Atenas
La muerte de la oratoria por Martín PRIETO
En «Alicia en el país de las maravillas», Lewis Caroll hace que el conejo blanco ilustre a la niña: «Lo importante no es el valor de las palabras, lo importante es saber quién manda». La degradación de la palabra está bien definida en el «Diccionario del diablo» de Ambroce Bierce, quien define la oratoria como la conspiración entre el lenguaje y la acción para defraudar al entendimiento. Más contundente es Armando Chulak suponiéndola como el arte de incomunicarse a través de la palabra. No siempre ha sido así. Sicilia es la cuna de la retórica, por lo menos en lo que respecta a Europa y se admite que los pioneros en su magisterio fueron los siracusanos Tisias y Corax y que el principal artífice de su extensión desde Sicilia a Atenas fue el sofista Georgias de Leontinas.
El primer manual de retórica se atribuye al sofista Anaxímenes de Lampsaco. No es casual que el momento de esplendor de la sofística esté intelectualmente ligado al ejercicio retórico, gracias al cual es posible manifestar una opinión sobre aquellos valores, hasta entonces sujetos a criterios absolutos, que la nueva corriente filosófica convierte en relativos y discutibles. La oratoria y la retórica son sustanciales al nacimiento de la Democracia en Grecia y no pueden disociarse de principios éticos y morales. La principal aspiración del orador, a la luz de la concepción aristotélica, es dominar la dialéctica y la persuasión, contribuyendo con el concurso de su conocimiento a la armonía social. Esto no es posible sin la receptividad de los que escuchan, objetivo que requiere el prestigio del orador.
El orador debe ser persona instruida en casi todos los hábitos del saber: conocerá la filosofía, las diferentes formas de practicar el gobierno, el derecho, las costumbres y la religión, la gramática y las virtudes, de las que no sólo tiene que ser transmisor, sino también ejemplo.
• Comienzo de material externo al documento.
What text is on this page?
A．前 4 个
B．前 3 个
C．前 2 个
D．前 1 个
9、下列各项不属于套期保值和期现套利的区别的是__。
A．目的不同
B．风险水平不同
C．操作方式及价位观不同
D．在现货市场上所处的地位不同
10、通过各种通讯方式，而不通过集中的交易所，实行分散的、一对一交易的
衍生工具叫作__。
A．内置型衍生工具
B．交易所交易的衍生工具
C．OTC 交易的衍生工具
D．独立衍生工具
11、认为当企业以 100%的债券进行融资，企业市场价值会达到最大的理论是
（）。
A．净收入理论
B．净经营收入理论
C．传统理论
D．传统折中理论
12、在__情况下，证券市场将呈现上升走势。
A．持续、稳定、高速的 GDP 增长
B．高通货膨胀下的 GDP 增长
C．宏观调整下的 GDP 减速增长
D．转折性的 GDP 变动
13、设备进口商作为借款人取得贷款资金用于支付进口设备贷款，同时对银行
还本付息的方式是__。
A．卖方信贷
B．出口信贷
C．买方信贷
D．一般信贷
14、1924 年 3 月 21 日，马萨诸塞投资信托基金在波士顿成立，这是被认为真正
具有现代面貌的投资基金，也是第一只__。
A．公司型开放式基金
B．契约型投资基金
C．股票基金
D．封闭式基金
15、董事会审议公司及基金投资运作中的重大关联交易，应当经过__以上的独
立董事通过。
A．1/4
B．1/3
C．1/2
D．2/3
Entre las prendas del orador deben sobresalir la honradez y la bondad. Quintiliano dice que el orador es un hombre bueno que sabe hablar bien. Debe estar adornado con las galas de la prudencia, la modestia y la moderación, y debe hacer saber la sensatez, la virtud y la benevolencia que sustentan su capacidad persuasiva, que se beneficia con un carecer afectivo y empático, un talante contrario al mal. El objetivo es llegar a la perfección, que sólo es posible con la integración armónica de conocimientos, habilidades y virtudes. El doctor en Filología Santiago A. López Navia pertenece al equipo directivo del Trinity Collage Group of Spain, a la Universidad de Arizona y al Middlebury Collage. Experto en Cervantismo y retórica, demuestra que el arte de hablar goza de salud académica. En los medios de comunicación puede insistirse en que perjurar es aumentativo de jurar sin que se funda ningún plomo, y el bla, bla, bla parlamentario resulta desolador, al menos, desde Castelar con las puntuales excepciones de Manuel Azaña o José Ortega y Gasset. Quizá internet y la telefonía móvil hagan que unos rábulas practiquen el arte de la sindéresis saltando del apócope a la onomatopeya convirtiendo el lenguaje en una bomba de fragmentación. El único padre de la patria al que se entiende es, paradójicamente, el catalán Josep Antoni Durán i Lleida. Al presidente del Gobierno se le comprende tan poco que parece a veces que habla hacia atrás. En «El arte de hablar bien y convencer» (Temas de Hoy), el profesor López no da ningún consejo de autoayuda, sino que espiga una impagable selección de textos de Platón, Aristóteles, Cicerón y Quintiliano, proporcionándonos un barniz imprescindible sobre nuestras moribundas raíces greco-latinas, sólo conservadas en los ámbitos universitarios.